Monday, April 11, 2011

Dillinger Escape Plan frontman weighs in on file-sharing:


In a long post on his website/Tumbler account vocalist Greg Puciato of The Dillinger Escape Plan answered a fan question about file-sharing, downloading albums and its direct relation to the music industry. An except of his long, wide-ranging and articulate reply follows:


"I don't see file-sharing as an evil… it's silly to say that it has any intrinsic properties of good and evil at all anyway. It's just a new form of technology that evolved outside of what the record industry and intellectual property law structure was prepared for at the time. That having been said… I think it's necessary to swim with the tide and not against it. I think it's time to accept and acknowledge that the CD is a dead format. Maybe not dead in the way of the 8-track but dead in the way vinyl is. A CD now, should be thought of as a collector's item, or a preferred way of listening if that is the individual's preference, in which case he is already in the minority as most music is listened to via the MP3 format. A CD certainly sounds better than an MP3, just as a vinyl does, but it just lacks the infinitely superior convenience of the digital format. As Internet gets faster and hard drives get bigger, even 320 [kilobytes per second] MP3s (which I am totally fine with for 90% of my listening) will be replaced by larger more sonically accurate files like WAVs or FLAC, so eventually a CD will hold no sonic vantage point at all, and will simply be a relic that we once used to transfer digital files. A relic that is no longer NEEDED, but like I said, may be 'cool to have' in the way vinyl is. I buy vinyls and limited versions of albums that I really like or really mean something to me… and stick to MP3 for the rest. Most people who listen to pop music only listen to singles anyway, and for that point most pop artists only really make singles anyway…the rest of the album is padding around the singles. Chances are if I hear some one-hit-wonder pop song I don't really want or need the album. So the digital format is simply far more suited for the majority of people's tastes. A killer full album is rare, and I think people know that.

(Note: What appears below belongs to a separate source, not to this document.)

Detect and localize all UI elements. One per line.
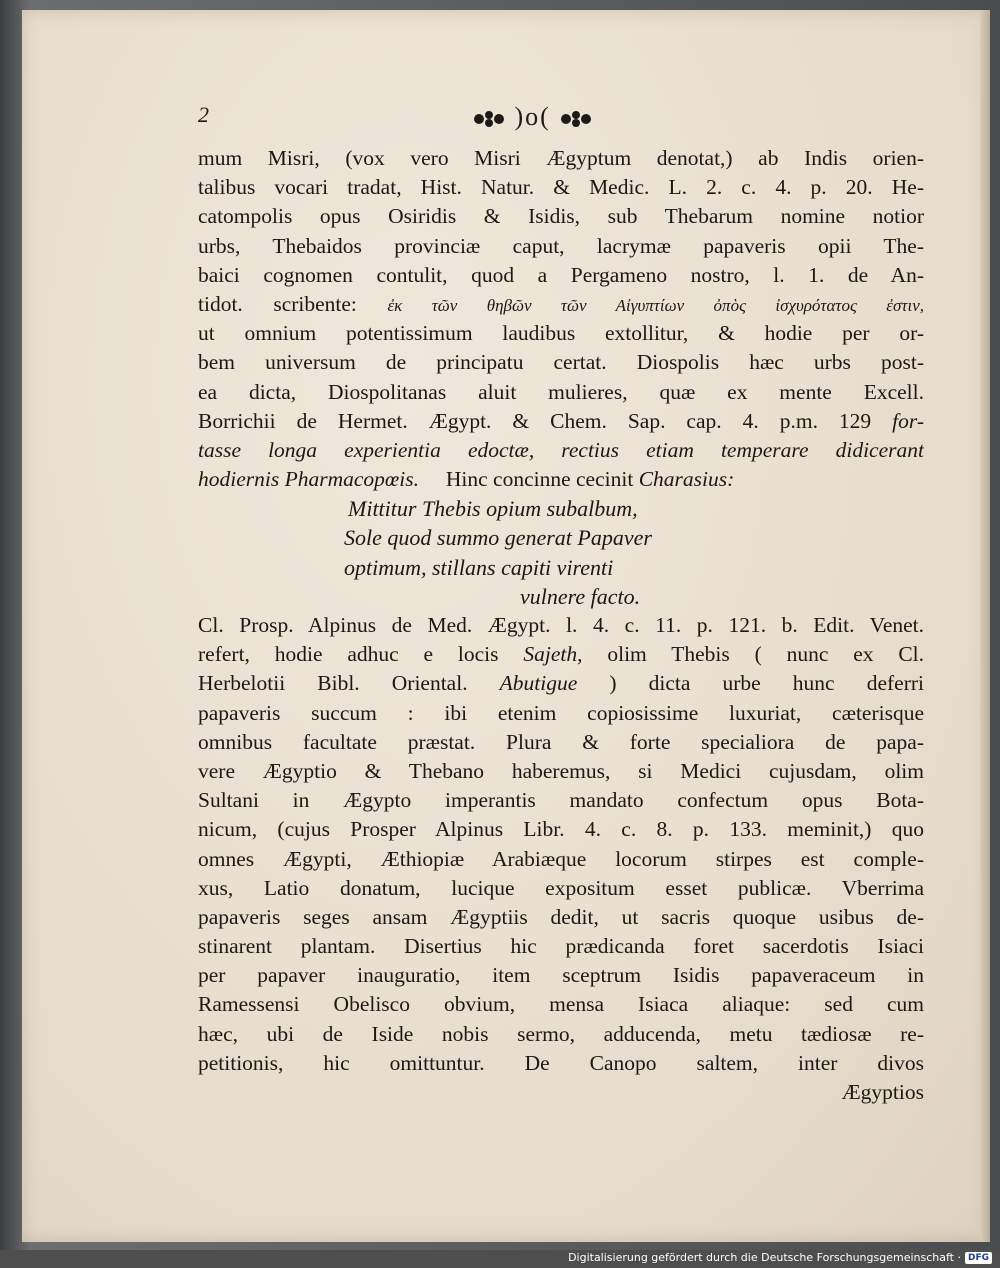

"The issue, obviously, isn't the technology but the way in which it's completely blindsided the world of intellectual property and the commerce/profit/royalty structure that the industry previously had in place, which, while usually grossly unfair to the artist and needing to change anyway, at least still upheld the concept that songs possessed a monetary value.

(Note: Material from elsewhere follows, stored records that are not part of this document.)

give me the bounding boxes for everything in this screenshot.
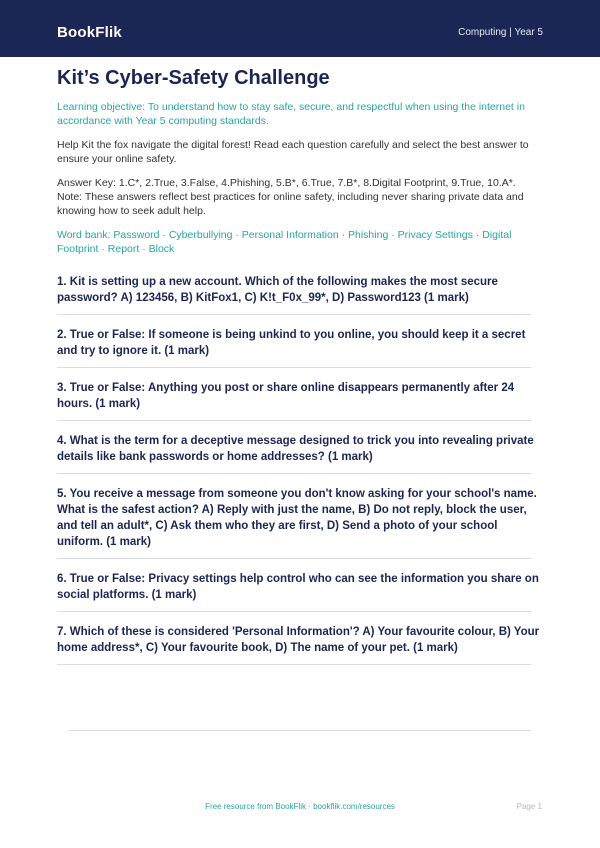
learning-objective: Learning objective: To understand how to stay safe, secure, and respectful when using the internet in accordance with Year 5 computing standards. bbox=[57, 101, 525, 127]
question-text: 6. True or False: Privacy settings help control who can see the information you share on social platforms. (1 mark) bbox=[57, 573, 539, 601]
question-item bbox=[57, 571, 541, 624]
question-item bbox=[57, 380, 541, 433]
question-text: 4. What is the term for a deceptive message designed to trick you into revealing private details like bank passwords or home addresses? (1 mark) bbox=[57, 435, 534, 463]
answer-line bbox=[57, 314, 531, 315]
answer-line bbox=[57, 473, 531, 474]
answer-line bbox=[57, 558, 531, 559]
intro-text: Help Kit the fox navigate the digital forest! Read each question carefully and select the best answer to ensure your online safety. bbox=[57, 139, 529, 165]
page-header bbox=[0, 0, 600, 57]
answer-line bbox=[57, 664, 531, 665]
answer-line bbox=[57, 420, 531, 421]
question-text: 7. Which of these is considered 'Personal Information'? A) Your favourite colour, B) Your home address*, C) Your favourite book, D) The name of your pet. (1 mark) bbox=[57, 626, 540, 654]
question-item bbox=[57, 433, 541, 486]
page-number: Page 1 bbox=[516, 802, 542, 811]
answer-key: Answer Key: 1.C*, 2.True, 3.False, 4.Phishing, 5.B*, 6.True, 7.B*, 8.Digital Footprint, 9.True, 10.A*. Note: These answers reflect best practices for online safety, including never sharing private data and knowing how to seek adult help. bbox=[57, 177, 524, 217]
subject-year-label: Computing | Year 5 bbox=[458, 27, 543, 38]
answer-line bbox=[57, 611, 531, 612]
question-text: 5. You receive a message from someone you don't know asking for your school's name. What is the safest action? A) Reply with just the name, B) Do not reply, block the user, and tell an adult*, C) Ask them who they are first, D) Send a photo of your school uniform. (1 mark) bbox=[57, 488, 537, 548]
question-item bbox=[57, 274, 541, 327]
worksheet-content bbox=[57, 66, 541, 677]
question-item bbox=[57, 624, 541, 677]
footer-resource-link[interactable]: Free resource from BookFlik · bookflik.com/resources bbox=[205, 802, 395, 811]
answer-line bbox=[57, 367, 531, 368]
question-text: 3. True or False: Anything you post or share online disappears permanently after 24 hours. (1 mark) bbox=[57, 382, 515, 410]
question-item bbox=[57, 486, 541, 571]
word-bank: Word bank: Password · Cyberbullying · Personal Information · Phishing · Privacy Settings · Digital Footprint · Report · Block bbox=[57, 229, 512, 255]
question-text: 1. Kit is setting up a new account. Which of the following makes the most secure password? A) 123456, B) KitFox1, C) K!t_F0x_99*, D) Password123 (1 mark) bbox=[57, 276, 498, 304]
question-list bbox=[57, 274, 541, 677]
question-item bbox=[57, 327, 541, 380]
brand-logo: BookFlik bbox=[57, 24, 122, 41]
page-title: Kit’s Cyber-Safety Challenge bbox=[57, 67, 330, 89]
question-text: 2. True or False: If someone is being unkind to you online, you should keep it a secret and try to ignore it. (1 mark) bbox=[57, 329, 526, 357]
final-answer-line bbox=[68, 730, 531, 731]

"It's tricky to get into trying to 'police' the Internet because the glory of the internet is that it really isn't policed at all. The torrent sites and things like that can claim that they really have no legal responsibility for the things that are being torrented on them, in the way that Yahoo! orGoogle can say that they aren't responsible for what is being emailed back and forth from people with Yahoo! or Google email accounts, or if I can read the recipe for meth by using one of their search engines.

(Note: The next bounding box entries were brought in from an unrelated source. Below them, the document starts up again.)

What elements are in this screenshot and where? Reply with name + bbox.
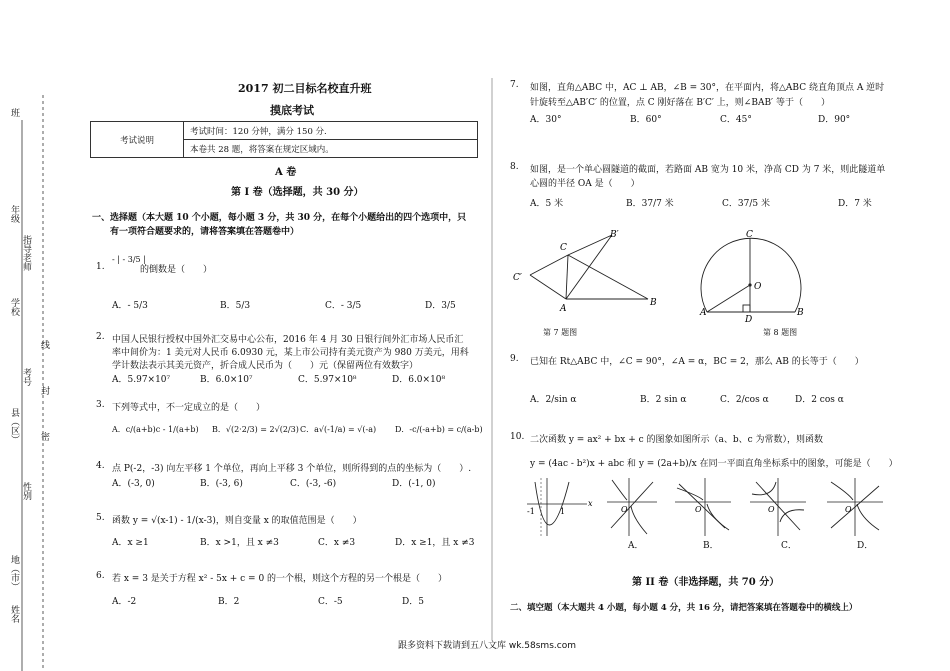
q2-number: 2.	[96, 332, 105, 342]
q8-option-a[interactable]: A．5 米	[530, 199, 564, 209]
grade-label: 年级	[9, 205, 19, 223]
q10-graph-c[interactable]	[750, 478, 806, 536]
seal-line-2: 封	[39, 386, 49, 395]
q7-option-d[interactable]: D．90°	[818, 115, 851, 125]
q1-option-d[interactable]: D．3/5	[425, 301, 456, 311]
teacher-label: 指导老师	[21, 235, 31, 271]
q2-option-b[interactable]: B．6.0×10⁷	[200, 375, 253, 385]
exam-subtitle: 摸底考试	[270, 104, 314, 117]
q4-option-a[interactable]: A．(-3, 0)	[112, 479, 155, 489]
q7-line-1: 如图，直角△ABC 中，AC ⊥ AB，∠B = 30°，在平面内，将△ABC 绕直角顶点 A 逆时	[530, 83, 885, 93]
part1-intro-1: 一、选择题（本大题 10 个小题，每小题 3 分，共 30 分，在每个小题给出的四个选项中，只	[92, 213, 467, 223]
fig8-label-d: D	[745, 315, 753, 325]
q10-label-neg1: -1	[527, 507, 535, 516]
q10-option-c[interactable]: C．	[781, 541, 797, 551]
q1-option-c[interactable]: C．- 3/5	[325, 301, 362, 311]
q3-number: 3.	[96, 400, 105, 410]
q10-option-d[interactable]: D．	[857, 541, 874, 551]
fig7-label-b: B	[650, 298, 657, 308]
q6-text: 若 x = 3 是关于方程 x² - 5x + c = 0 的一个根，则这个方程的另一个根是（ ）	[112, 574, 448, 584]
seal-line-1: 线	[39, 340, 49, 349]
fig7-label-b-prime: B′	[610, 230, 619, 240]
q10-graph-d[interactable]	[827, 478, 883, 536]
fig8-label-c: C	[746, 230, 753, 240]
q1-expr: - | - 3/5 |	[112, 255, 146, 264]
info-row-1: 考试时间：120 分钟，满分 150 分.	[184, 122, 478, 140]
svg-text:O: O	[768, 505, 775, 514]
q9-option-b[interactable]: B．2 sin α	[640, 395, 687, 405]
q6-option-a[interactable]: A．-2	[112, 597, 137, 607]
q6-option-b[interactable]: B．2	[218, 597, 240, 607]
q4-option-c[interactable]: C．(-3, -6)	[290, 479, 337, 489]
q10-number: 10.	[510, 432, 525, 442]
q4-text: 点 P(-2，-3) 向左平移 1 个单位，再向上平移 3 个单位，则所得到的点的坐标为（ ）.	[112, 464, 472, 474]
q6-option-c[interactable]: C．-5	[318, 597, 343, 607]
q7-caption: 第 7 题图	[543, 328, 578, 337]
part2-title: 第 II 卷（非选择题，共 70 分）	[632, 577, 780, 588]
q8-option-b[interactable]: B．37/7 米	[626, 199, 674, 209]
q8-line-1: 如图，是一个单心圆隧道的截面，若路面 AB 宽为 10 米，净高 CD 为 7 米，则此隧道单	[530, 165, 886, 175]
q4-option-b[interactable]: B．(-3, 6)	[200, 479, 243, 489]
q8-number: 8.	[510, 162, 519, 172]
part1-title: 第 I 卷（选择题，共 30 分）	[231, 187, 364, 198]
q10-option-b[interactable]: B．	[703, 541, 719, 551]
seal-line-3: 密	[39, 432, 49, 441]
q3-option-c[interactable]: C．a√(-1/a) = √(-a)	[300, 425, 377, 434]
q9-option-c[interactable]: C．2/cos α	[720, 395, 769, 405]
q9-number: 9.	[510, 354, 519, 364]
q10-line-1: 二次函数 y = ax² + bx + c 的图象如图所示（a、b、c 为常数），则函数	[530, 435, 824, 445]
info-label: 考试说明	[91, 122, 184, 158]
q6-option-d[interactable]: D．5	[402, 597, 424, 607]
q7-line-2: 针旋转至△AB′C′ 的位置，点 C 刚好落在 B′C′ 上，则∠BAB′ 等于（ ）	[530, 98, 830, 108]
q10-label-one: 1	[560, 507, 566, 516]
part2-intro: 二、填空题（本大题共 4 小题，每小题 4 分，共 16 分，请把答案填在答题卷中的横线上）	[510, 603, 858, 613]
q7-option-c[interactable]: C．45°	[720, 115, 752, 125]
svg-text:O: O	[621, 505, 628, 514]
city-label: 地（市）	[9, 555, 19, 591]
q1-option-a[interactable]: A．- 5/3	[112, 301, 148, 311]
q10-graphs	[525, 478, 885, 538]
q1-option-b[interactable]: B．5/3	[220, 301, 251, 311]
info-table	[90, 121, 478, 158]
fig8-label-b: B	[797, 308, 804, 318]
q10-label-x: x	[588, 499, 593, 508]
info-row-2: 本卷共 28 题，将答案在规定区域内。	[184, 140, 478, 158]
q2-line-2: 率中间价为：1 美元对人民币 6.0930 元，某上市公司持有美元资产为 980 万美元，用科	[112, 348, 469, 358]
q3-text: 下列等式中，不一定成立的是（ ）	[112, 403, 266, 413]
class-label: 班	[9, 108, 19, 117]
q7-number: 7.	[510, 80, 519, 90]
q5-option-c[interactable]: C．x ≠3	[318, 538, 356, 548]
q5-option-a[interactable]: A．x ≥1	[112, 538, 149, 548]
q8-caption: 第 8 题图	[763, 328, 798, 337]
svg-text:O: O	[695, 505, 702, 514]
q1-text: 的倒数是（ ）	[140, 265, 213, 275]
svg-text:O: O	[845, 505, 852, 514]
q9-text: 已知在 Rt△ABC 中，∠C = 90°，∠A = α，BC = 2，那么 AB 的长等于（ ）	[530, 357, 864, 367]
fig7-label-c: C	[560, 243, 567, 253]
county-label: 县（区）	[9, 408, 19, 444]
fig8-label-a: A	[700, 308, 707, 318]
gender-label: 性别	[21, 482, 31, 500]
q5-option-b[interactable]: B．x >1，且 x ≠3	[200, 538, 279, 548]
q6-number: 6.	[96, 571, 105, 581]
q8-line-2: 心圆的半径 OA 是（ ）	[530, 179, 640, 189]
q10-line-2: y = (4ac - b²)x + abc 和 y = (2a+b)/x 在同一平面直角坐标系中的图象，可能是（ ）	[530, 459, 898, 469]
q10-graph-a[interactable]	[607, 478, 657, 536]
q9-option-d[interactable]: D．2 cos α	[795, 395, 844, 405]
q3-option-a[interactable]: A．c/(a+b)c - 1/(a+b)	[112, 425, 199, 434]
fig7-label-a: A	[560, 304, 567, 314]
q7-option-b[interactable]: B．60°	[630, 115, 662, 125]
q5-text: 函数 y = √(x-1) - 1/(x-3)，则自变量 x 的取值范围是（ ）	[112, 516, 362, 526]
q4-number: 4.	[96, 461, 105, 471]
q2-line-3: 学计数法表示其美元资产，折合成人民币为（ ）元（保留两位有效数字）	[112, 361, 419, 371]
q8-option-d[interactable]: D．7 米	[838, 199, 872, 209]
fig8-label-o: O	[754, 282, 762, 292]
exam-title: 2017 初二目标名校直升班	[238, 82, 372, 95]
q2-option-a[interactable]: A．5.97×10⁷	[112, 375, 171, 385]
figure-7	[510, 225, 670, 325]
q3-option-b[interactable]: B．√(2·2/3) = 2√(2/3)	[212, 425, 299, 434]
figure-8	[700, 230, 820, 325]
q2-option-d[interactable]: D．6.0×10⁸	[392, 375, 446, 385]
q2-option-c[interactable]: C．5.97×10⁸	[298, 375, 357, 385]
q10-graph-b[interactable]	[675, 478, 731, 536]
q7-option-a[interactable]: A．30°	[530, 115, 562, 125]
q2-line-1: 中国人民银行授权中国外汇交易中心公布，2016 年 4 月 30 日银行间外汇市场人民币汇	[112, 335, 464, 345]
q10-option-a[interactable]: A．	[628, 541, 644, 551]
q3-option-d[interactable]: D．-c/(-a+b) = c/(a-b)	[395, 425, 483, 434]
school-label: 学校	[9, 298, 19, 316]
q4-option-d[interactable]: D．(-1, 0)	[392, 479, 436, 489]
fig7-label-c-prime: C′	[513, 273, 522, 283]
q9-option-a[interactable]: A．2/sin α	[530, 395, 577, 405]
q5-option-d[interactable]: D．x ≥1，且 x ≠3	[395, 538, 475, 548]
q1-number: 1.	[96, 262, 105, 272]
q10-parabola-graph	[527, 478, 593, 536]
q5-number: 5.	[96, 513, 105, 523]
q8-option-c[interactable]: C．37/5 米	[722, 199, 770, 209]
footer-text: 跟多资料下载请到五八文库 wk.58sms.com	[398, 641, 576, 651]
section-a: A 卷	[275, 167, 297, 178]
name-label: 姓名	[9, 605, 19, 623]
part1-intro-2: 有一项符合题要求的，请将答案填在答题卷中）	[110, 227, 300, 237]
exam-no-label: 考号	[21, 368, 31, 386]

"All of that being said, the choice of whether to release music for free, should be the artist's, just as if I ran a coffee shop and wanted to give away free coffee samples or have a free-coffee day, that should be my choice, not the choice of the consumer. At no point would it be acceptable for the consumer to just come in and take the coffee… but that is exactly what would happen to the seller of any good if there were no laws or means of or threat of enforcement of those laws. I think that a lot of people would have a natural conscience enough to just feel bad about stealing the coffee/groceries/auto parts/whatever is being sold…and would pay anyway. However, like anything, once you do something once with no consequence, you do it again, and then again, and then eventually feel nothing. Even harder is trying to get people to pay who have grown up NEVER paying (many kids now). As 'uncool' as it sounds, though… something needs to happen. Artists would not be able to survive, and the whole argument of 'well, they can still tour and sell merch' ONLY holds up at all because people have to BUY tickets and merch! If you could just walk into our show for free and then also just walk away from our merch table and grab a shirt for free…. we would just be done. People only spend around twenty percent of what they spent ten years ago on music…so I'm sure you can imagine that it has cut into our financial means more than substantially, as well as music stores, companies, producers, etc. I've watched someone like Steve Evetts (THE DILLINGER ESCAPE PLAN producer… among many other bands) for example… absolutely one of the best at his craft… and I've seen how he has had to accept less and less pay for doing the same amount of work. This is someone who doesn't have the ability to go on tour and sell merch. The amount of revenue a record company/band expects to generate or does generate is the only indicator of how much he receives. People don't think of that when they use the whole 'well, a band can still tour' argument. Any argument is just an argument to appease a guilty conscience and try to pretend that it isn't wrong… because we all still just wanna be able to get things for free."

Greg goes on to surmise that just because people want music immediately doesn't mean you should steal from artists. DEP is supporting their excellent 2010 release Option Paralysis (Season of Mist) and will be on tour this spring playing some headline dates as well as opening for The Deftones. There has been talk of the band releasing an EP of new music this year before recording a follow up album.